Sir: The sneering tone of your leader "Old Times" (9 September) was uncalled for. I can't say I enjoyed learning by rote in my schooldays but - like PE lessons in a freezing playground - it didn't do me any harm. Because of rote, I have a good grasp of spelling, can still do my 10 times table and continue to enjoy mentally reciting poetry which I was forced to ingest.

This was at a primary and secondary modern school where I don't recall seeing a single mortar board.

CHRIS PHILLIPS
Stevenage, Hertfordshire

No more junk

Sir: Targets for losing junk mail is an enticing prospect (letters, 9 September), but while we are waiting for Royal Mail to set them up, help is at hand. Can I remind readers of the Mailing Preference Service? Registering with this service will, in my experience, cut out unwanted mail by over 90 per cent. Write to them at FREEPOST 22, London W1E 7EZ. And if David Bainbridge also wants to rid himself of letters to "The Occupier," he needs to write a second letter to the Customer Support Unit, Royal Mail, Wheatstone House, Wheatstone Road, Dorcan, Swindon SN3 5JW.

ILSE BOAS
London N21

Heartening statistics?

Sir: Doctors never were much good at statistics, but this takes the biscuit. "Kulvinder Lall performed 46 coronary bypasses in his first three months as consultant ... His death rate was 'less than 1 per cent', he said" ("Death rates of heart surgeons revealed", 11 September).

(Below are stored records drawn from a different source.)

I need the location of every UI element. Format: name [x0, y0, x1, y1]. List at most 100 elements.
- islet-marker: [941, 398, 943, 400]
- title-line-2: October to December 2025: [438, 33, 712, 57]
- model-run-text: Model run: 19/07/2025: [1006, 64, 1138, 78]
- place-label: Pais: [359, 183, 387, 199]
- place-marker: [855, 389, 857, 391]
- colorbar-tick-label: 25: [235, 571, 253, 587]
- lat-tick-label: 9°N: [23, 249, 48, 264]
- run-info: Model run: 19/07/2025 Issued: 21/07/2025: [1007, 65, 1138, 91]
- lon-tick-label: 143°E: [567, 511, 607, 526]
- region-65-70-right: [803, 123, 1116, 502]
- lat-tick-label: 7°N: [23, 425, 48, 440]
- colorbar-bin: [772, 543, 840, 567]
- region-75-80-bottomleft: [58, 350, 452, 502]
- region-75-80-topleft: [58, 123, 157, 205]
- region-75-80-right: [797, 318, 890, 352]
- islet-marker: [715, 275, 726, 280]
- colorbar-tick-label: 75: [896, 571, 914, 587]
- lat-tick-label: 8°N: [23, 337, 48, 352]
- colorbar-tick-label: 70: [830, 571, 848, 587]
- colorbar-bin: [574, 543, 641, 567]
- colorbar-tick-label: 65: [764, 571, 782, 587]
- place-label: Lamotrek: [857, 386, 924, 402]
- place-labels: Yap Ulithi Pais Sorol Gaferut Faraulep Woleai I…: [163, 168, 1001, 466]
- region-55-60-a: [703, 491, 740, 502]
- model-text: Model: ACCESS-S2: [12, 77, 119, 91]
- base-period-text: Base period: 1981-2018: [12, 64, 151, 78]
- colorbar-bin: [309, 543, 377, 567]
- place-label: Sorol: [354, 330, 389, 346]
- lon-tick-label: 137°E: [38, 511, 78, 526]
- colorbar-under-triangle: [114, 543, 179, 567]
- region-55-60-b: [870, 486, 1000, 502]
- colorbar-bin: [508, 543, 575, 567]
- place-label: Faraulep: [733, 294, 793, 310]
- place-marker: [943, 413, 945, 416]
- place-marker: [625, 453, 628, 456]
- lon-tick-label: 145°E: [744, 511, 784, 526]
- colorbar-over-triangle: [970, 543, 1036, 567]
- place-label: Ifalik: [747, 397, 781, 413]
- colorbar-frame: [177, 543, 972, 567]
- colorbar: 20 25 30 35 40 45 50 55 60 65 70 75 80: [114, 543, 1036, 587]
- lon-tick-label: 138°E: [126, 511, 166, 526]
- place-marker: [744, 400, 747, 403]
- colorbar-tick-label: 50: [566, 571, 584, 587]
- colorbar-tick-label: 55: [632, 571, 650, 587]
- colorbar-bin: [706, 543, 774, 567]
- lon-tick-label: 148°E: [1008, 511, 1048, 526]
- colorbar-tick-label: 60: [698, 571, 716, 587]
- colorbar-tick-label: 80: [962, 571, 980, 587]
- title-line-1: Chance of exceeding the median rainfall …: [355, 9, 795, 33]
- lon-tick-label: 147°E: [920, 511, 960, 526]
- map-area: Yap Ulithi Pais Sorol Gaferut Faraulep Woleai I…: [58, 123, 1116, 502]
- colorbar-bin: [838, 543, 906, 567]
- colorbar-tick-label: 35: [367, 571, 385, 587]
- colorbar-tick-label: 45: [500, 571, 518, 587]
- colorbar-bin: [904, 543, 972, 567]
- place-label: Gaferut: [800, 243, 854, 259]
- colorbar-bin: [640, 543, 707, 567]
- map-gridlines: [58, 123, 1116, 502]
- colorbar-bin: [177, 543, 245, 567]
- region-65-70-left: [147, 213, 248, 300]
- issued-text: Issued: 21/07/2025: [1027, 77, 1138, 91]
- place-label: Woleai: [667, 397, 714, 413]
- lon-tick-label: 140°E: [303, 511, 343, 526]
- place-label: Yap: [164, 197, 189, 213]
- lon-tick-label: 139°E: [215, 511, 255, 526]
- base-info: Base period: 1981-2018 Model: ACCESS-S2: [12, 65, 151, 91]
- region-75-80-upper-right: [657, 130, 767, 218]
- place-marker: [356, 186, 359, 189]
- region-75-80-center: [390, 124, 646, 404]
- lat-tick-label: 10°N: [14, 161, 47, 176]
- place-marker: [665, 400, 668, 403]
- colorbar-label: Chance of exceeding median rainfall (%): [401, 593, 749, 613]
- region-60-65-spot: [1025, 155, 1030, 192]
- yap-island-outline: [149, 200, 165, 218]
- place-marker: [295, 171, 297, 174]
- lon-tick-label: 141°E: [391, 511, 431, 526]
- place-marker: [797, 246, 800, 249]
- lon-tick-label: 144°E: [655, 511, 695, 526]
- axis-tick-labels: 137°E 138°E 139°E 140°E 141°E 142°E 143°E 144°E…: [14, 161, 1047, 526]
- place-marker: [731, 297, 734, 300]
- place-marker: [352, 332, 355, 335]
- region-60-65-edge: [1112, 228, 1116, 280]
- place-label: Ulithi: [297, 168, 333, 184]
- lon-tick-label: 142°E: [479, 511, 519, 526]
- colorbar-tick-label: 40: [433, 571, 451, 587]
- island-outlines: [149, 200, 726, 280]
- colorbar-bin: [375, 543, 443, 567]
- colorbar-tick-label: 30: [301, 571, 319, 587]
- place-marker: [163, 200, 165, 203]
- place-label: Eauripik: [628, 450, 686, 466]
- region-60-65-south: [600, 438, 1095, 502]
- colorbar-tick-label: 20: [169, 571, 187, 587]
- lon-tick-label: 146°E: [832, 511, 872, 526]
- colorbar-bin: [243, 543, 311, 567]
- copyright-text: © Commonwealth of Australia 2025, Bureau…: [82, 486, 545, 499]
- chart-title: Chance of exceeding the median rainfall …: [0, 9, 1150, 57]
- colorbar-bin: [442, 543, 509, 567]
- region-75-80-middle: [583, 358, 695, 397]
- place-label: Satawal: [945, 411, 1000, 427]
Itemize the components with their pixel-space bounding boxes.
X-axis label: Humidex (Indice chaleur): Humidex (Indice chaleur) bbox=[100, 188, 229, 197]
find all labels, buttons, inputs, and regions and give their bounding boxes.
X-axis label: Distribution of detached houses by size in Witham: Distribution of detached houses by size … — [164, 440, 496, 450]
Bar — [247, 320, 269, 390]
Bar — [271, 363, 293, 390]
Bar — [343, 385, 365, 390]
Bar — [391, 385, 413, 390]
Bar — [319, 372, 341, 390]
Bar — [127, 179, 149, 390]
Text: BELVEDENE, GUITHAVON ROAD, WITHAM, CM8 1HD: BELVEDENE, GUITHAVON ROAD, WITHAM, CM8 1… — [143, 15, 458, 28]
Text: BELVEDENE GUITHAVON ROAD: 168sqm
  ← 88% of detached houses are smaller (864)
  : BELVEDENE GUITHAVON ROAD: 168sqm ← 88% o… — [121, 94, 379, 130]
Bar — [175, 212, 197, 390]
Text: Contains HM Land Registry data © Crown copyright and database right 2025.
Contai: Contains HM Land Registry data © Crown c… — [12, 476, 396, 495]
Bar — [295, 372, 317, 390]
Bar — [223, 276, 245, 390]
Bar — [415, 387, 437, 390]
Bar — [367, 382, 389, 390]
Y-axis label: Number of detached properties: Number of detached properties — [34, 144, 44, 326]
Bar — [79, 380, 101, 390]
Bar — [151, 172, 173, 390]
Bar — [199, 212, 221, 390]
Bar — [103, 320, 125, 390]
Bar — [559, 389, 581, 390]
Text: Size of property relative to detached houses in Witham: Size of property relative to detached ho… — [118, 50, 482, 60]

If no patients died his death rate was 0 per cent; if only one patient died his death rate was 1 in 46, ie 2.17 per cent. Makes you wonder how they manage to analyse the difficult stuff.

WILLIAM WHITBREAD
London W3

Cooks and citizens

Sir: Janet Street-Porter suggests that compulsory cookery should replace citizenship classes in schools to solve obesity ("When will parents start to grow up", 9 September).

Being able to cook, important though it is, shouldn't be pitted against playing a part in democratic society. Citizenship education encourages young people to evaluate information critically, make informed choices and take personal responsibility for their actions - whether choosing how to vote or follow a recipe. Responsible citizenship and responsible cookery are both key ingredients in tackling obesity.

DAN MACE
Deputy Chair,
Citizenship Foundation
London EC2

Uncrowned king

Sir: I note that in your feature on divorce (4 September), Edward VIII is reported as having relinquished his throne only a few months after his coronation. He is known as "the Uncrowned King" because he did not have a coronation - there had not been time to arrange it before he abdicated. Your writer should have said "after his accession". A small, but very important, distinction.

MARTIN KYRLE
Eastleigh, Hampshire

Tory tactics

Sir: Yesterday I opened my door to a lady canvassing on behalf of the Conservative Party. She gave me a leaflet complete with a picture of a gleaming Michael Howard and asked whether I usually supported the Conservatives. I replied that I didn't. To which she responded by snatching back her leaflet with the words, "You won't need this then".

Might I suggest the Tories should try harder if they want to win the next election?